Biggest slump in car production in 40 years sent Britain’s economy into reverse – The Sun

THE biggest slump in car production for more than 40 years sent Britain’s economy into reverse in April.

Shock official figures revealed economic output – or GDP – fell by 0.4 per cent. And it was fuelled by car makers bringing forward annual factory shutdowns in case there was a ‘No Deal’ Brexit on March 29.

Theresa May avoided a No Deal by signing a negotiating extension with Brussels. The GDP fall marks the second consecutive month the economy has contracted.

And the scale of the 0.4 per cent stunned City experts who had been predicting a minor 0.1 per cent drop. Car production was down 24 per cent – the worst performance since the mid-1970s.

And manufacturing output fell by the biggest extent since 2002.

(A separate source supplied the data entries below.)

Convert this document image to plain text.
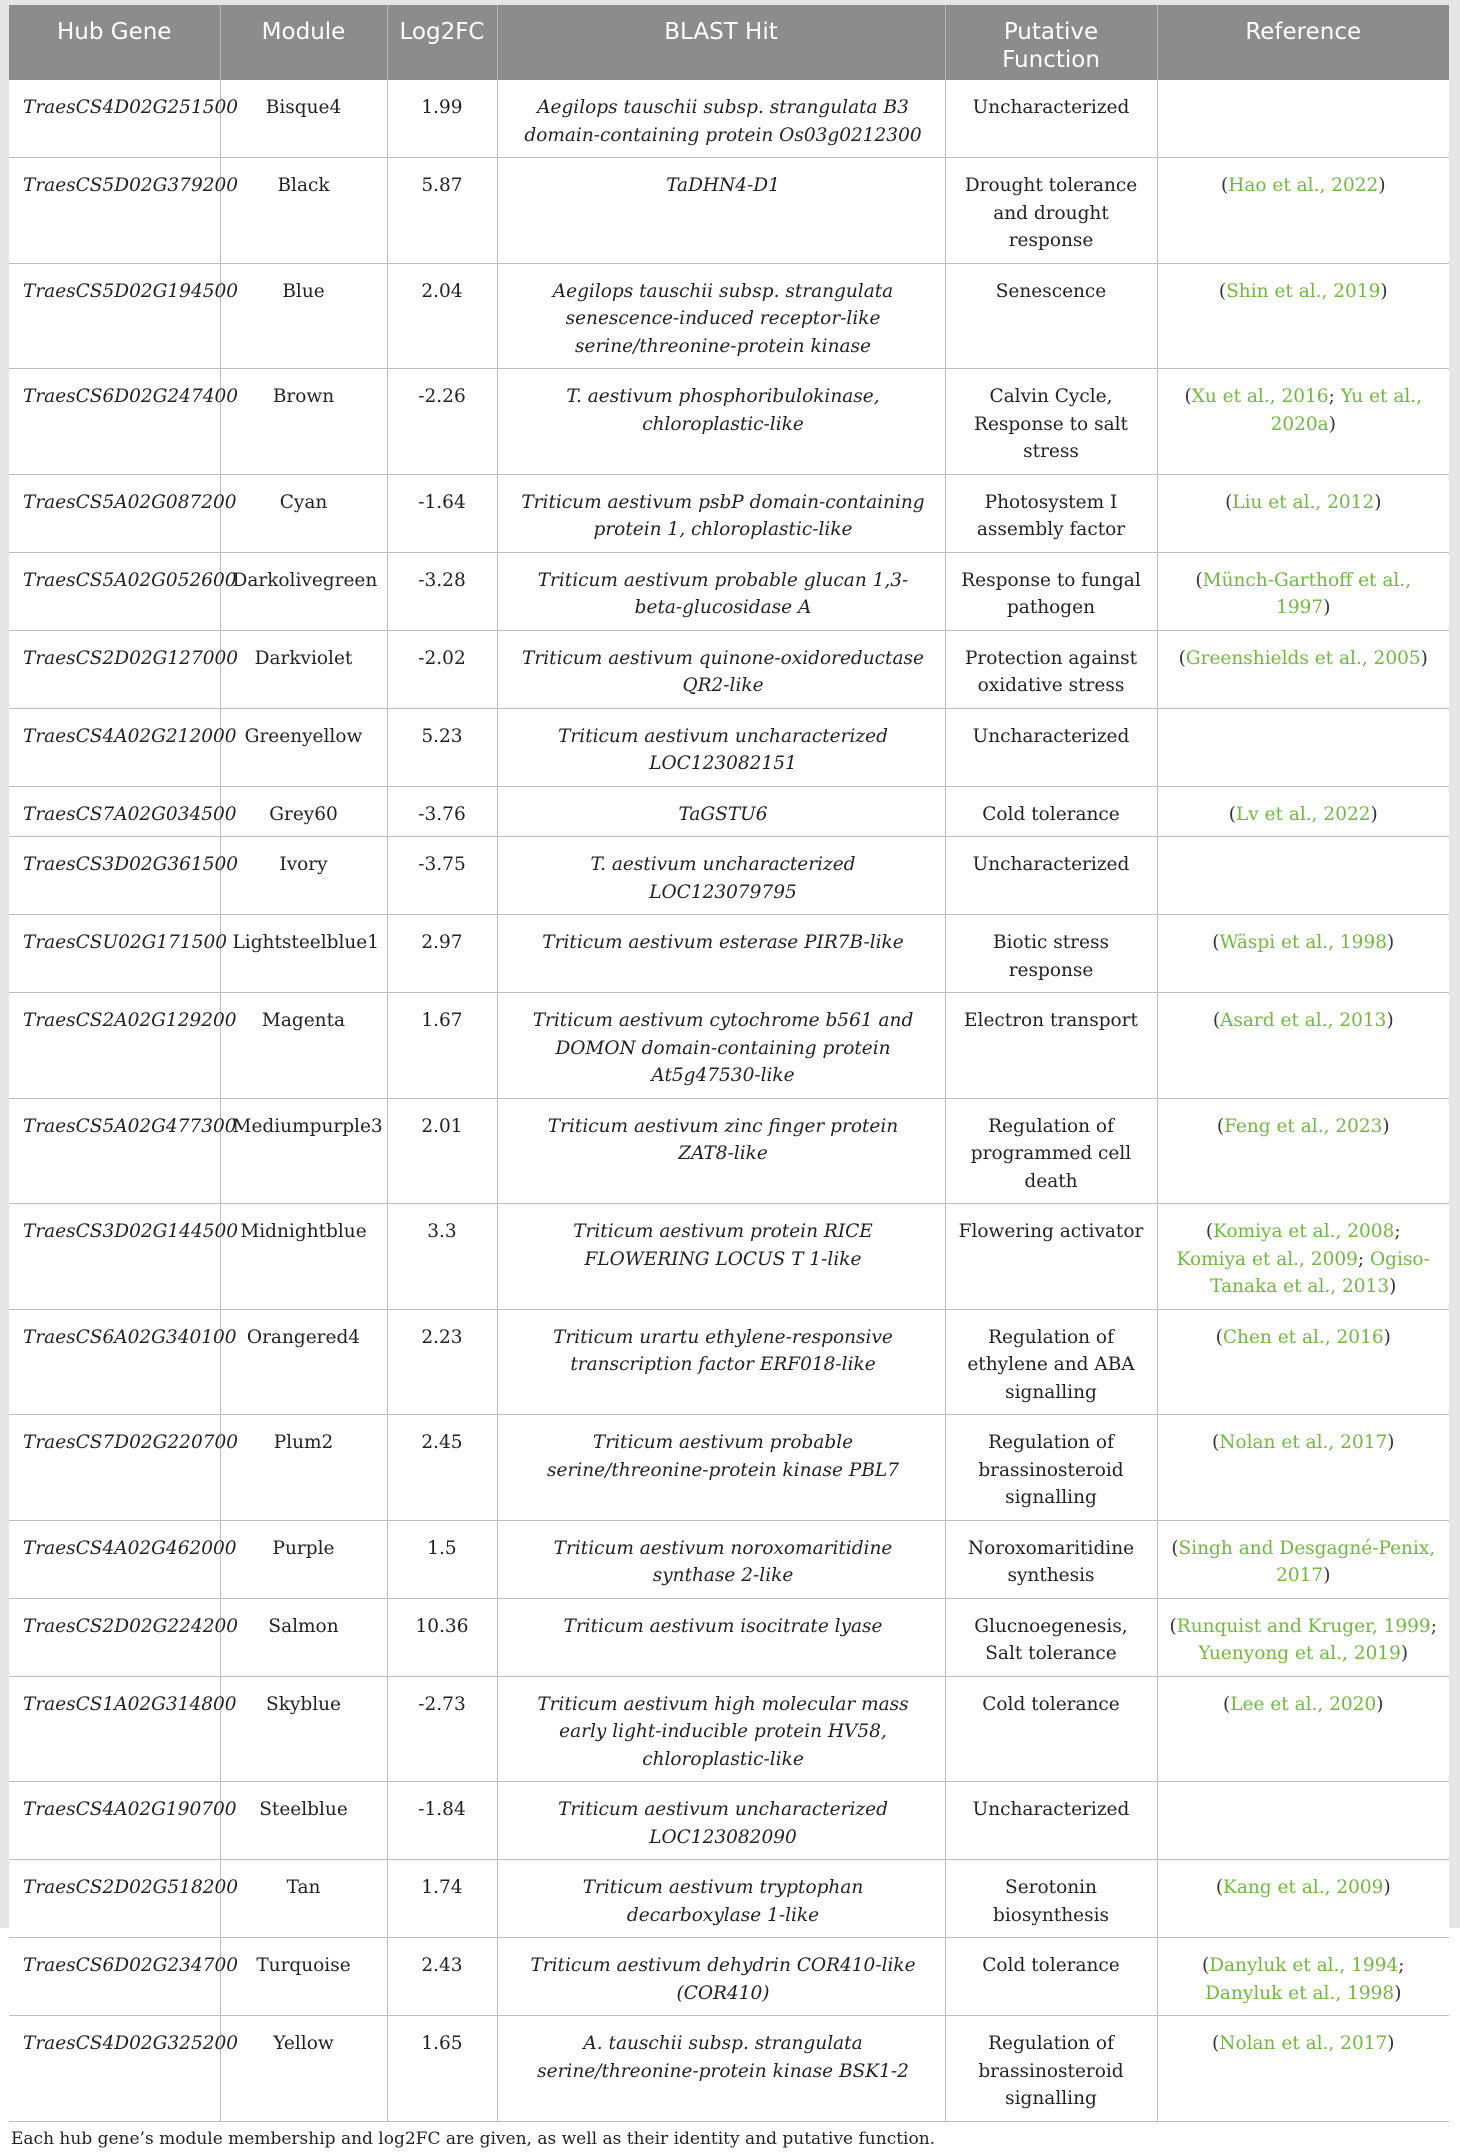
Hub Gene	Module	Log2FC	BLAST Hit	Putative Function	Reference
TraesCS4D02G251500	Bisque4	1.99	Aegilops tauschii subsp. strangulata B3 domain-containing protein Os03g0212300	Uncharacterized	
TraesCS5D02G379200	Black	5.87	TaDHN4-D1	Drought tolerance and drought response	(Hao et al., 2022)
TraesCS5D02G194500	Blue	2.04	Aegilops tauschii subsp. strangulata senescence-induced receptor-like serine/threonine-protein kinase	Senescence	(Shin et al., 2019)
TraesCS6D02G247400	Brown	-2.26	T. aestivum phosphoribulokinase, chloroplastic-like	Calvin Cycle, Response to salt stress	(Xu et al., 2016; Yu et al., 2020a)
TraesCS5A02G087200	Cyan	-1.64	Triticum aestivum psbP domain-containing protein 1, chloroplastic-like	Photosystem I assembly factor	(Liu et al., 2012)
TraesCS5A02G052600	Darkolivegreen	-3.28	Triticum aestivum probable glucan 1,3-beta-glucosidase A	Response to fungal pathogen	(Münch-Garthoff et al., 1997)
TraesCS2D02G127000	Darkviolet	-2.02	Triticum aestivum quinone-oxidoreductase QR2-like	Protection against oxidative stress	(Greenshields et al., 2005)
TraesCS4A02G212000	Greenyellow	5.23	Triticum aestivum uncharacterized LOC123082151	Uncharacterized	
TraesCS7A02G034500	Grey60	-3.76	TaGSTU6	Cold tolerance	(Lv et al., 2022)
TraesCS3D02G361500	Ivory	-3.75	T. aestivum uncharacterized LOC123079795	Uncharacterized	
TraesCSU02G171500	Lightsteelblue1	2.97	Triticum aestivum esterase PIR7B-like	Biotic stress response	(Wäspi et al., 1998)
TraesCS2A02G129200	Magenta	1.67	Triticum aestivum cytochrome b561 and DOMON domain-containing protein At5g47530-like	Electron transport	(Asard et al., 2013)
TraesCS5A02G477300	Mediumpurple3	2.01	Triticum aestivum zinc finger protein ZAT8-like	Regulation of programmed cell death	(Feng et al., 2023)
TraesCS3D02G144500	Midnightblue	3.3	Triticum aestivum protein RICE FLOWERING LOCUS T 1-like	Flowering activator	(Komiya et al., 2008; Komiya et al., 2009; Ogiso-Tanaka et al., 2013)
TraesCS6A02G340100	Orangered4	2.23	Triticum urartu ethylene-responsive transcription factor ERF018-like	Regulation of ethylene and ABA signalling	(Chen et al., 2016)
TraesCS7D02G220700	Plum2	2.45	Triticum aestivum probable serine/threonine-protein kinase PBL7	Regulation of brassinosteroid signalling	(Nolan et al., 2017)
TraesCS4A02G462000	Purple	1.5	Triticum aestivum noroxomaritidine synthase 2-like	Noroxomaritidine synthesis	(Singh and Desgagné-Penix, 2017)
TraesCS2D02G224200	Salmon	10.36	Triticum aestivum isocitrate lyase	Glucnoegenesis, Salt tolerance	(Runquist and Kruger, 1999; Yuenyong et al., 2019)
TraesCS1A02G314800	Skyblue	-2.73	Triticum aestivum high molecular mass early light-inducible protein HV58, chloroplastic-like	Cold tolerance	(Lee et al., 2020)
TraesCS4A02G190700	Steelblue	-1.84	Triticum aestivum uncharacterized LOC123082090	Uncharacterized	
TraesCS2D02G518200	Tan	1.74	Triticum aestivum tryptophan decarboxylase 1-like	Serotonin biosynthesis	(Kang et al., 2009)
TraesCS6D02G234700	Turquoise	2.43	Triticum aestivum dehydrin COR410-like (COR410)	Cold tolerance	(Danyluk et al., 1994; Danyluk et al., 1998)
TraesCS4D02G325200	Yellow	1.65	A. tauschii subsp. strangulata serine/threonine-protein kinase BSK1-2	Regulation of brassinosteroid signalling	(Nolan et al., 2017)
Each hub gene’s module membership and log2FC are given, as well as their identity and putative function.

BMW Mini was one of those who brought forward its traditional summer shutdown. Jaguar Land Rover staged a week-long closure.

Experts said Britain’s economy was clearly being “dragged down” by the Brexit uncertainty.

Yael Selfin, chief economist at KPMG UK, said: “The hangover that’s followed the UK’s original exit date is proving stronger than anticipated.

“Today’s figures signal the UK economy is likely to experience more subdued growth for the rest of the year, marred by Brexit uncertainty.”

Lib Dem leadership contender Ed Davey: “This is a really worrying indicator of the fragile state of our economy and should shame any Tory leadership candidate continuing to push for a no-deal Brexit.

“If just uncertainty can cause this shrink in manufacturing and our GDP, then it doesn’t bear thinking about what crashing out of Europe with no-deal could do.”

Today’s figures signal the UK economy is likely to experience more subdued growth for the rest of the year, marred by Brexit uncertainty.

The figures mark a stark contrast with the first three months of the year – when growth surged on firms stockpiling to prepare for a possible No Deal.

Experts yesterday warned GDP growth this year may only hit 1.5 per cent.

But they added the sluggish output meant there was little chance of homeowners being hit by higher interest rates until the middle of next year.

Samuel Tombs, chief UK economist at Pantheon Macroeconomics said that although GDP figures for April to June could be “awful”, the economy should recover later in the year.

“We’re reluctant to conclude that the economy has fundamentally lost momentum, given the still-bright outlook for households’ real incomes,” he said.